The squadron was in Malta covering the invasion of Sicily when he was shot down. He crash-landed in a tiny field and set off to get back to the beach to try and get a lift back to Malta. After two skirmishes with the enemy he was finally captured and because of mistaken identity was shot as a spy. Seeing what was about to happen he made a run for it and although hit five times lived to tell the tale.
He finally escaped by jumping from a moving prison train in Italy and joined the partisans to make maps for the dropping of arms. He took them over the mountains to Switzerland. He was awarded the D.S.O.
He returned to England and joined a jet fighter squadron. After the war he became an actor, doing plays, TV, music hall, cabaret and a few films.

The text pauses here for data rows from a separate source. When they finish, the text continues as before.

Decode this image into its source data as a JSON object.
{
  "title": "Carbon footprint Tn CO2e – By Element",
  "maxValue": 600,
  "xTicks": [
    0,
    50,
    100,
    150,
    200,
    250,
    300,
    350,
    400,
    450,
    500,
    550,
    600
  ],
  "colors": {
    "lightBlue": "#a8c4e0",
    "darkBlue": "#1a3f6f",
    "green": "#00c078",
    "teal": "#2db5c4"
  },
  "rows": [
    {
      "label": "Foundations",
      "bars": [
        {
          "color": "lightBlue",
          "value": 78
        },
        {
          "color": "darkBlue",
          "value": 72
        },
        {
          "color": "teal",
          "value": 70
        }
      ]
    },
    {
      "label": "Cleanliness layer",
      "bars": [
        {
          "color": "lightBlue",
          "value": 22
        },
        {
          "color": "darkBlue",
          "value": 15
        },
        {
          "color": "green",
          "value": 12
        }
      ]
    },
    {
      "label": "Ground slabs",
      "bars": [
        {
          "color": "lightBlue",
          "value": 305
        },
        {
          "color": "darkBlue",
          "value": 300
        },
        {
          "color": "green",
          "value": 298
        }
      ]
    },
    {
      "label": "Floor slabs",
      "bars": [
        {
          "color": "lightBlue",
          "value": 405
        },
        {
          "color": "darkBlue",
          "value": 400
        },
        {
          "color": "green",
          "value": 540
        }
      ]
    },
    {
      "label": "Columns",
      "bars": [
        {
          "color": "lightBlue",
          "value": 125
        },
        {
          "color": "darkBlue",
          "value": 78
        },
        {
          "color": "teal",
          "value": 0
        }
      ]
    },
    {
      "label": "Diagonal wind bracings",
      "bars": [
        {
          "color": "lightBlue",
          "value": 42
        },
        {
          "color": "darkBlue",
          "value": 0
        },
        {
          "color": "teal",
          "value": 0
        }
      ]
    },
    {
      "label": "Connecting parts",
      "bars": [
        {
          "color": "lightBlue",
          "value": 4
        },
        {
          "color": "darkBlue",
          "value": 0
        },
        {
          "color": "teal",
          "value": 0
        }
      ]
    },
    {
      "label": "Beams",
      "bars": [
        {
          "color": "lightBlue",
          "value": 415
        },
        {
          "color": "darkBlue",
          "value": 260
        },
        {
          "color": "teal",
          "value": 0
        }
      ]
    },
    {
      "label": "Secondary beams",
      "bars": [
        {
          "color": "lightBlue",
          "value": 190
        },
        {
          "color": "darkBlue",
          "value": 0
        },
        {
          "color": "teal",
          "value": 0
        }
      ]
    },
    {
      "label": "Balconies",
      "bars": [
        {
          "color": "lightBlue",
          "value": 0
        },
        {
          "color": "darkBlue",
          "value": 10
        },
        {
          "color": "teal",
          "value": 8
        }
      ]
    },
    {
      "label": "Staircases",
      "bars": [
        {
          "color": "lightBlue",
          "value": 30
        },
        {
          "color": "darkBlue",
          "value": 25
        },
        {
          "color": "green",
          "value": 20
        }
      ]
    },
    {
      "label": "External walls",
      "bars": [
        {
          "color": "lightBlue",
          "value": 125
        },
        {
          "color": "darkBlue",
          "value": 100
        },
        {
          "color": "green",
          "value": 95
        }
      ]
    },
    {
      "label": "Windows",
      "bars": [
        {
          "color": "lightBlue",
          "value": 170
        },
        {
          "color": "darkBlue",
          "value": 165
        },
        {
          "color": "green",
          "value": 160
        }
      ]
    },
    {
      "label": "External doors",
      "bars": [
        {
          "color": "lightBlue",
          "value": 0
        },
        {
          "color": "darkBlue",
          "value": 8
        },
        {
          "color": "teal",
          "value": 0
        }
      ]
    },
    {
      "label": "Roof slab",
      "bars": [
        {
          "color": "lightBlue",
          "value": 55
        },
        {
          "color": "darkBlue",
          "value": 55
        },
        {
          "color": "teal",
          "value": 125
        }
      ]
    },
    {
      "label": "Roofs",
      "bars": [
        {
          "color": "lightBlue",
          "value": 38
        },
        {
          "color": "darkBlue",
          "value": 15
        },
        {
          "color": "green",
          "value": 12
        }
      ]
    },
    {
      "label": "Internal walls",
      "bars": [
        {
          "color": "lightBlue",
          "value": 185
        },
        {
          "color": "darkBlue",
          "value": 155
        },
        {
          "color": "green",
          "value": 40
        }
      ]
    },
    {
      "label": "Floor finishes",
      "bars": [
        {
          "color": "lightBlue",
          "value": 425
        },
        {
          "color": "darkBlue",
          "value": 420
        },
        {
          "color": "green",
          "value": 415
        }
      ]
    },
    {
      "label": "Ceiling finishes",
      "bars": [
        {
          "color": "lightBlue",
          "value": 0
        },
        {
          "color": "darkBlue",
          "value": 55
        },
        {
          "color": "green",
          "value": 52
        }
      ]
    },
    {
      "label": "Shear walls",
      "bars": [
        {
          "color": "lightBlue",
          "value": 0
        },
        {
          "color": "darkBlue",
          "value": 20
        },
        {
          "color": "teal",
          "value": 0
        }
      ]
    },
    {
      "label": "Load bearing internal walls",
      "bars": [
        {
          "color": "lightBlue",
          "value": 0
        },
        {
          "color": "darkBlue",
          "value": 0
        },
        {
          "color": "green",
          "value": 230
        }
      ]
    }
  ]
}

He toured Africa and America doing a one man show on piano and guitar, and has been performing at his own restaurant on a tiny island in the Caribbean for 37 years. His inspiring wife produced wonderful meals.
Anthony Snell, the author of 'Spitfire Troubadour' will be appearing on the television program 'David Jason's Greatest Escapes' on Armistice day November 11th. It will be shown on ITV3 at 9.p.m.